With time ticking horrifically fast now I spend a lot of time working. However I'm glad to be able to say I'm still doing at least one interesting thing a week. This week's occurred on Saturday, when I had a day out with a Japanese family.
It seems typical that I start to find yet more interesting people who I should have spent time talking to with less than a month left to me, and this is certainly true of the girl who joined me on the visit. Patricia, you're wonderful, and I'm so glad I got to spend the day with you.
We were met by three quarters of the family - Mother, Father, and youngest daughter, aged 8 - at I-House, and headed for the next-door prefecture of Gifu. My host-mother had an amazing talent for making you feel incredibly interesting just by telling her about your normal life on your own continent. She asked us about our families, our hobbies, our schools, pretty much everything about our everyday lives. She was also happy to answer questions about their home life as well, and I'm still learning about how Japan works as a society, so it was an educational ride for all of us.
We arrived in a small town called Gujo, famous for the purity of its water. The river water only has to go through a brief cleaning process before it is clean enough to be used in homes, and there was a theme of water apparent throughout the town, as well as the fish abundant in the sparkling river.
The town is clearly old, and beautiful for it, but in a different way from Kyoto. The cobbles were different, and the street lay-out... It was just interesting being in yet another place that had a feeling I've not yet experienced. The rain helped, too. The same smell as that of early Spring showers in England, I felt quite nostalgic as the water soaked through my shoes and the drops made their fantastically unique sound, falling amongst the leaves.
We ate soba for lunch, and the meaning of the trip to this town was made known to us. Gujo is famous for making sample food, a concept unheard of in the West, but an ingenious, albeit simple, one. In the windows of restaurants are plastic versions of the menu - yes, just like the food you used to play with as a child - so that hungry customers can see at a glance if that restaurant is the one for them that night. There are many grades of pricing restaurants can pay for sample food, and in the most expensive places you'd think you were looking at a bowl of tempura. So, in the town of Gujo, it is possible to make your own sample food!
It was a new experience to say the least.
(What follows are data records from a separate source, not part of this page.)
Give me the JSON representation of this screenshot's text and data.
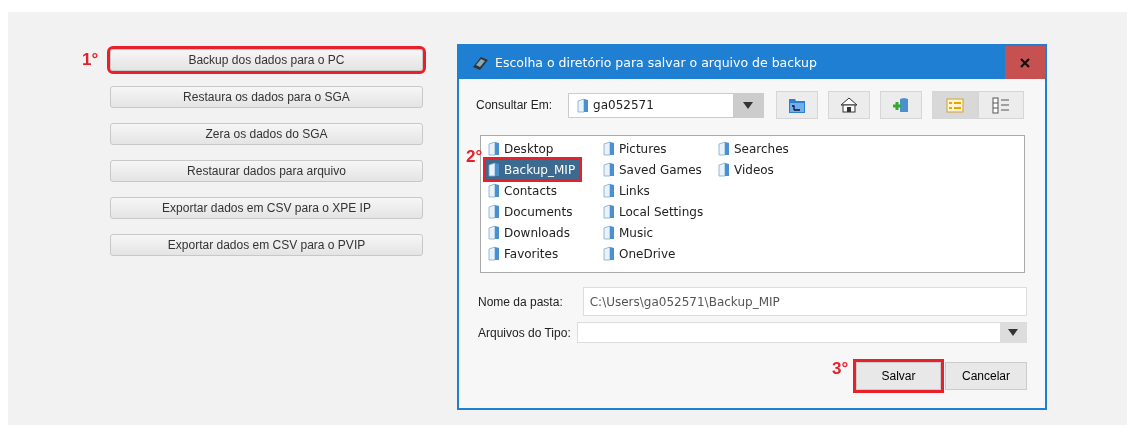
{
  "actions": [
    {
      "label": "Backup dos dados para o PC",
      "highlighted": true,
      "step": "1°"
    },
    {
      "label": "Restaura os dados para o SGA",
      "highlighted": false
    },
    {
      "label": "Zera os dados do SGA",
      "highlighted": false
    },
    {
      "label": "Restaurar dados para arquivo",
      "highlighted": false
    },
    {
      "label": "Exportar dados em CSV para o XPE IP",
      "highlighted": false
    },
    {
      "label": "Exportar dados em CSV para o PVIP",
      "highlighted": false
    }
  ],
  "dialog": {
    "title": "Escolha o diretório para salvar o arquivo de backup",
    "look_in": {
      "label": "Consultar Em:",
      "value": "ga052571"
    },
    "toolbar": [
      {
        "kind": "up",
        "selected": false
      },
      {
        "kind": "home",
        "selected": false
      },
      {
        "kind": "new-folder",
        "selected": false
      },
      {
        "kind": "list-view",
        "selected": true
      },
      {
        "kind": "details-view",
        "selected": false
      }
    ],
    "folders": [
      {
        "name": "Desktop",
        "selected": false,
        "highlighted": false
      },
      {
        "name": "Backup_MIP",
        "selected": true,
        "highlighted": true,
        "step": "2°"
      },
      {
        "name": "Contacts",
        "selected": false,
        "highlighted": false
      },
      {
        "name": "Documents",
        "selected": false,
        "highlighted": false
      },
      {
        "name": "Downloads",
        "selected": false,
        "highlighted": false
      },
      {
        "name": "Favorites",
        "selected": false,
        "highlighted": false
      },
      {
        "name": "Pictures",
        "selected": false,
        "highlighted": false
      },
      {
        "name": "Saved Games",
        "selected": false,
        "highlighted": false
      },
      {
        "name": "Links",
        "selected": false,
        "highlighted": false
      },
      {
        "name": "Local Settings",
        "selected": false,
        "highlighted": false
      },
      {
        "name": "Music",
        "selected": false,
        "highlighted": false
      },
      {
        "name": "OneDrive",
        "selected": false,
        "highlighted": false
      },
      {
        "name": "Searches",
        "selected": false,
        "highlighted": false
      },
      {
        "name": "Videos",
        "selected": false,
        "highlighted": false
      }
    ],
    "folder_name": {
      "label": "Nome da pasta:",
      "value": "C:\\Users\\ga052571\\Backup_MIP"
    },
    "file_type": {
      "label": "Arquivos do Tipo:"
    },
    "buttons": [
      {
        "label": "Salvar",
        "highlighted": true,
        "step": "3°"
      },
      {
        "label": "Cancelar",
        "highlighted": false
      }
    ]
  }
}
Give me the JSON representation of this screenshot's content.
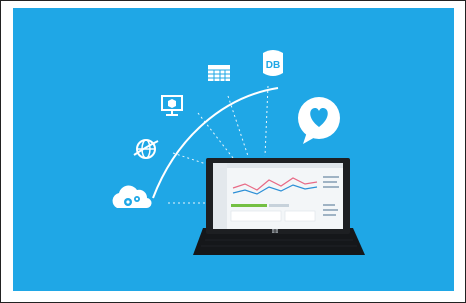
{
  "colors": {
    "background": "#1fa7e6",
    "foreground": "#ffffff",
    "device_dark": "#1d1f22",
    "screen_light": "#f3f6f8",
    "chart_pink": "#e86a86",
    "chart_blue": "#2c8fd6",
    "chart_green": "#74c043"
  },
  "icons": [
    {
      "name": "cloud-gears-icon"
    },
    {
      "name": "globe-icon"
    },
    {
      "name": "monitor-cube-icon"
    },
    {
      "name": "table-grid-icon"
    },
    {
      "name": "database-icon"
    },
    {
      "name": "heart-speech-bubble-icon"
    }
  ],
  "db_icon_label": "DB"
}
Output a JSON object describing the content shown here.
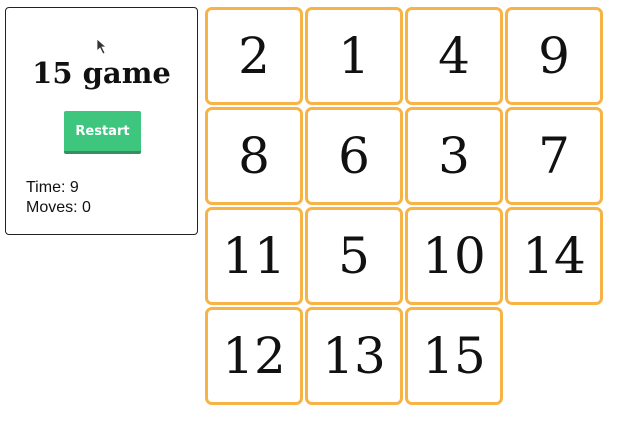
{
  "panel": {
    "title": "15 game",
    "restart_label": "Restart",
    "time_label": "Time:",
    "time_value": "9",
    "moves_label": "Moves:",
    "moves_value": "0"
  },
  "board": {
    "size": 4,
    "tiles": [
      2,
      1,
      4,
      9,
      8,
      6,
      3,
      7,
      11,
      5,
      10,
      14,
      12,
      13,
      15,
      null
    ]
  },
  "colors": {
    "tile_border": "#f7b346",
    "restart_bg": "#3ec67f",
    "restart_shadow": "#3a8d62",
    "text": "#111111"
  }
}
Unskilled at any type of art, I was unsurprisingly very poor at moulding wax around my plastic prawn to make it look battered, but it was enjoyable and interesting, and my host sister was brilliant at it.
After another walk round we headed back to Nisshin to my host family's house. It was in a nice neighbourhood, the sort of place you'd create with your bare hands to raise your children, and the house was lovely. Bigger than if you lived anywhere near a big city, and more recognisable as a family home than Westerners might imagine, complete with piano and family pictures.
I met the older of the two sisters, aged 11, who promptly demonstrated for us how to prepare for Kendo, and then how to fight! An interesting experience, being instructed by an 11-year-old who's house you're visiting to hit her over the head with a giant bamboo sword, but when the parents are encouraging you to try it harder, what exactly do you do?
Kendo practice finished, the girls demonstrated that they've been making full use of the piano, and it was time for dinner. The meal was temakizushi, or roll-your-own sushi! Fish and other fillings are laid out buffet-style, with a pile of nori (seaweed) squares and bowls of rice, and that's it, dig in. Cleverly orchestrated for a home-stay, I'd imagine, as there's less chance of a heart-stopping moment when the visitor doesn't eat the main part of the meal. It was delicious, of course, and fun.
After dinner we played card games, and this was clearly a normal occurrence. It was pleasant to see that neither of the girls glanced longingly at the giant TV even once, they really wanted to spend time and play games with us.
The day had to come to an end however, and after signing my host-mother's visiting book, we had to say goodbye, taking our home-made sample food with us as a pretty cool souvenir. It was sad that we only had one day to share in each other's culture, but as we left to countless invitations to return and see them all again, and as I've already had an email from the oldest daughter who adores to practice her English, maybe I'll see them again.
Discovering the similarities, not the differences, between our ways of living was the best part of that day. We're all human, and we interact in certain ways because that's how we're comfortable living. It seems wonderful that I can go half-way across the world and still find a place that's entirely recognisable as a home. This was definitely an experience I won't be sorry I spent the time on in Japan.